The main criticism of the book was that a collection of lines fit for top players may not be suitable for the audience of "Starting Out" books, but you don't ask for easy openings :-). Ironically even the world top has now moved away somewhat from these lines because the theory had been worked out so far, they go for slightly more restrained lines with g3 or so more of the time these days.

It is based on 1.d4 Nf6 2.c4 and 1.d4 d5 2.c4.

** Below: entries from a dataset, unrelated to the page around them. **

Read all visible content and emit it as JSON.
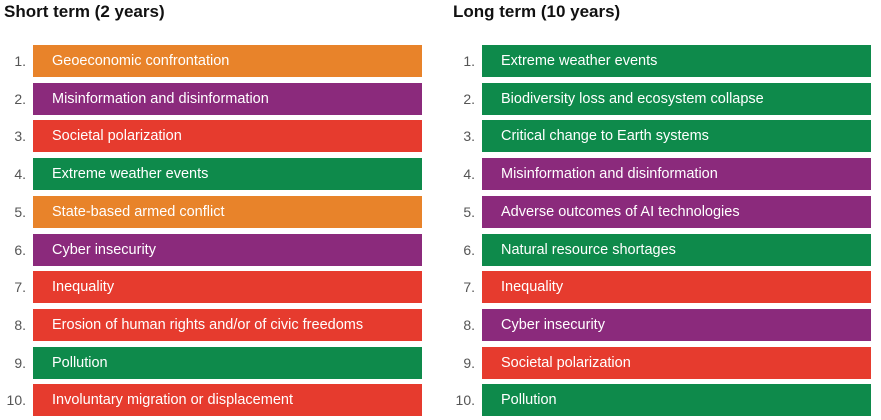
{
  "columns": [
    {
      "title": "Short term (2 years)",
      "items": [
        {
          "rank": "1.",
          "label": "Geoeconomic confrontation",
          "color": "#e8832a"
        },
        {
          "rank": "2.",
          "label": "Misinformation and disinformation",
          "color": "#8b2a7c"
        },
        {
          "rank": "3.",
          "label": "Societal polarization",
          "color": "#e63b2e"
        },
        {
          "rank": "4.",
          "label": "Extreme weather events",
          "color": "#0e8a4b"
        },
        {
          "rank": "5.",
          "label": "State-based armed conflict",
          "color": "#e8832a"
        },
        {
          "rank": "6.",
          "label": "Cyber insecurity",
          "color": "#8b2a7c"
        },
        {
          "rank": "7.",
          "label": "Inequality",
          "color": "#e63b2e"
        },
        {
          "rank": "8.",
          "label": "Erosion of human rights and/or of civic freedoms",
          "color": "#e63b2e"
        },
        {
          "rank": "9.",
          "label": "Pollution",
          "color": "#0e8a4b"
        },
        {
          "rank": "10.",
          "label": "Involuntary migration or displacement",
          "color": "#e63b2e"
        }
      ]
    },
    {
      "title": "Long term (10 years)",
      "items": [
        {
          "rank": "1.",
          "label": "Extreme weather events",
          "color": "#0e8a4b"
        },
        {
          "rank": "2.",
          "label": "Biodiversity loss and ecosystem collapse",
          "color": "#0e8a4b"
        },
        {
          "rank": "3.",
          "label": "Critical change to Earth systems",
          "color": "#0e8a4b"
        },
        {
          "rank": "4.",
          "label": "Misinformation and disinformation",
          "color": "#8b2a7c"
        },
        {
          "rank": "5.",
          "label": "Adverse outcomes of AI technologies",
          "color": "#8b2a7c"
        },
        {
          "rank": "6.",
          "label": "Natural resource shortages",
          "color": "#0e8a4b"
        },
        {
          "rank": "7.",
          "label": "Inequality",
          "color": "#e63b2e"
        },
        {
          "rank": "8.",
          "label": "Cyber insecurity",
          "color": "#8b2a7c"
        },
        {
          "rank": "9.",
          "label": "Societal polarization",
          "color": "#e63b2e"
        },
        {
          "rank": "10.",
          "label": "Pollution",
          "color": "#0e8a4b"
        }
      ]
    }
  ]
}
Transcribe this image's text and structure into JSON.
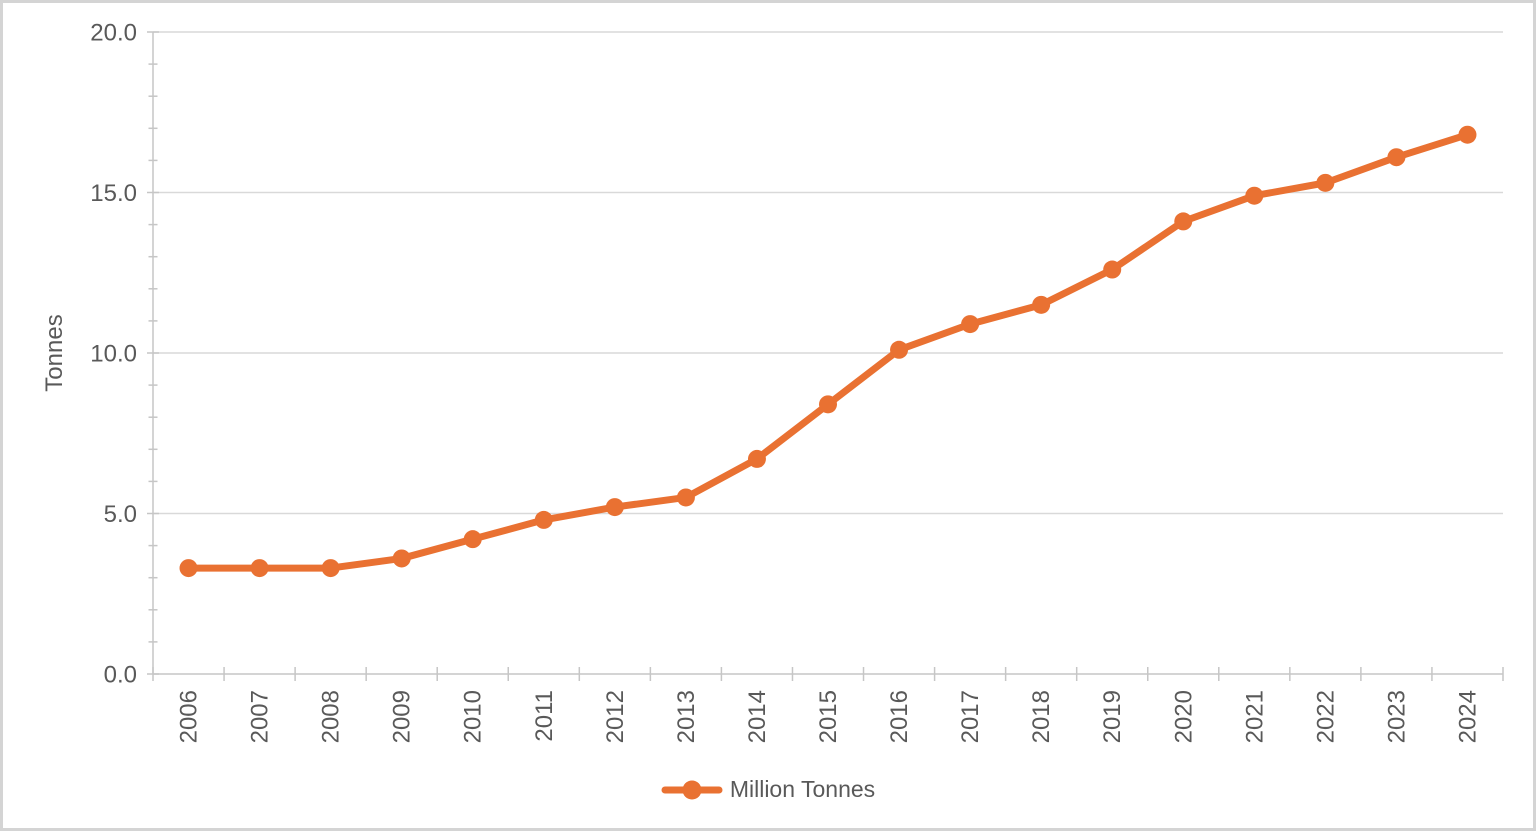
{
  "frame": {
    "background": "#ffffff",
    "border_color": "#d4d4d4"
  },
  "chart_data": {
    "type": "line",
    "title": "",
    "xlabel": "",
    "ylabel": "Tonnes",
    "categories": [
      "2006",
      "2007",
      "2008",
      "2009",
      "2010",
      "2011",
      "2012",
      "2013",
      "2014",
      "2015",
      "2016",
      "2017",
      "2018",
      "2019",
      "2020",
      "2021",
      "2022",
      "2023",
      "2024"
    ],
    "series": [
      {
        "name": "Million Tonnes",
        "color": "#E97132",
        "values": [
          3.3,
          3.3,
          3.3,
          3.6,
          4.2,
          4.8,
          5.2,
          5.5,
          6.7,
          8.4,
          10.1,
          10.9,
          11.5,
          12.6,
          14.1,
          14.9,
          15.3,
          16.1,
          16.8
        ]
      }
    ],
    "ylim": [
      0,
      20
    ],
    "y_major_ticks": [
      0,
      5,
      10,
      15,
      20
    ],
    "y_tick_labels": [
      "0.0",
      "5.0",
      "10.0",
      "15.0",
      "20.0"
    ],
    "y_minor_step": 1,
    "grid": "horizontal-major",
    "legend_position": "bottom-center",
    "marker": "circle",
    "colors": {
      "gridline": "#D9D9D9",
      "axis": "#C6C6C6",
      "tick": "#C6C6C6",
      "text": "#595959"
    }
  }
}
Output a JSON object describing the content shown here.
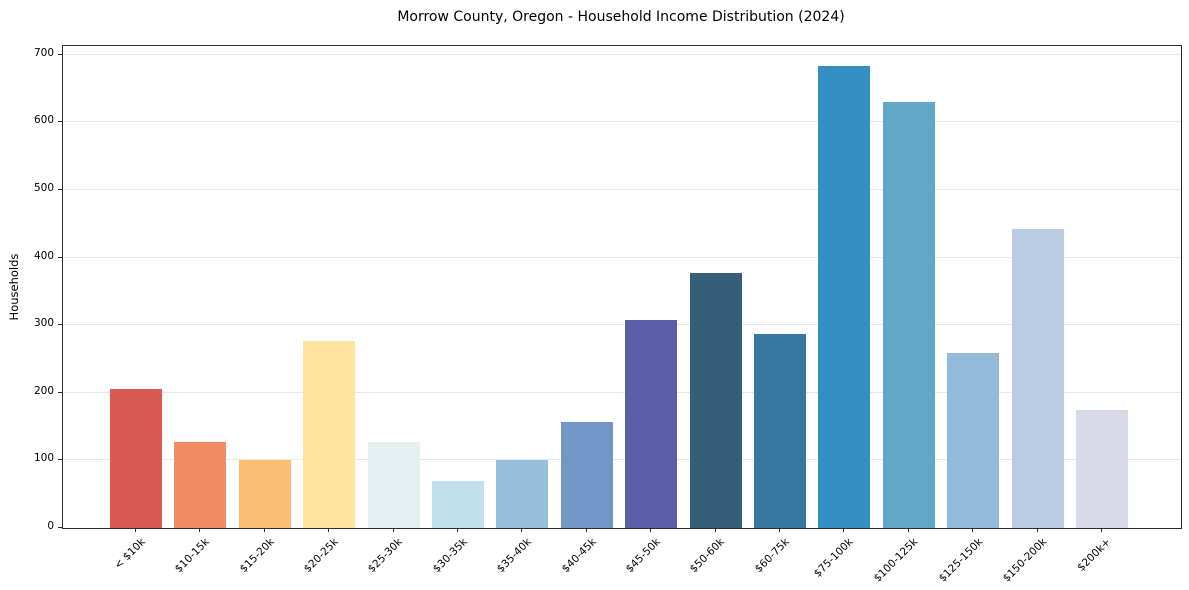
{
  "figure": {
    "title": "Morrow County, Oregon - Household Income Distribution (2024)",
    "ylabel": "Households"
  },
  "chart_data": {
    "type": "bar",
    "title": "Morrow County, Oregon - Household Income Distribution (2024)",
    "xlabel": "",
    "ylabel": "Households",
    "categories": [
      "< $10k",
      "$10-15k",
      "$15-20k",
      "$20-25k",
      "$25-30k",
      "$30-35k",
      "$35-40k",
      "$40-45k",
      "$45-50k",
      "$50-60k",
      "$60-75k",
      "$75-100k",
      "$100-125k",
      "$125-150k",
      "$150-200k",
      "$200k+"
    ],
    "values": [
      206,
      127,
      100,
      276,
      127,
      69,
      100,
      157,
      307,
      377,
      287,
      683,
      630,
      259,
      443,
      174
    ],
    "bar_colors": [
      "#d85a52",
      "#f28a64",
      "#fabd74",
      "#fde49c",
      "#e4eff1",
      "#c1dfec",
      "#96c0dc",
      "#7296c8",
      "#5c5fa8",
      "#355f78",
      "#38779f",
      "#348ec2",
      "#60a7c8",
      "#94bad9",
      "#b9cce4",
      "#d9dae8"
    ],
    "yticks": [
      0,
      100,
      200,
      300,
      400,
      500,
      600,
      700
    ],
    "ylim": [
      0,
      713
    ],
    "grid": "horizontal-only",
    "grid_color": "#e8e8e8",
    "legend": "none",
    "background_color": "#ffffff",
    "spines": "full-box",
    "x_tick_rotation_deg": 45
  }
}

The following list of the lines it offers is from Watson's review of the book (http://theweekinchess.com/john-watson-reviews/the-end-of-openings-part-1), as I don't have the book with me right now:

Cox's book suggests a complete repertoire for White beginning with 1 d4. Here are a few of the main systems that he recommends:

(a) versus the King's Indian: the main line 4 e4/5 Nf3/6 Be2/7 0-0 and 9 b4, the Bayonet Variation, , one of the most theoretical lines possible, with Black systems to cope with on every move that leads up to that move;

(b) versus the Grünfeld: the main line of the 7 Nf3/8 Rb1 system, that is, the one that Edward Dearing recently wrote a densely-packed 205-page book about;

(c) versus the Nimzo-Indian: 4 Qc2 and pretty much every main-line line that follows this most investigated of modern lines;

(d) versus the Benoni: the Modern Main Line with h3 and Bd3, again the most-analysed current variation;

(e) versus the Benko Gambit: g3 and Bg2 with the contemporary main variation 10 Rb1;

(f) versus the Queen's Gambit Declined: the main line Exchange Variation with the sharp Nge2;

(g) versus the Tarrasch Defence, the main line: 6 g3/9 Bg5, also ridden with traps and tricks to remember;

(h) versus the Slav Defence: the main line with 6 Ne5, the most theoretical and complicated Slav line ;

(i) versus the Semi-Slav: the main line Botvinnik Attack, one of the most-analysed variations in all of chess history.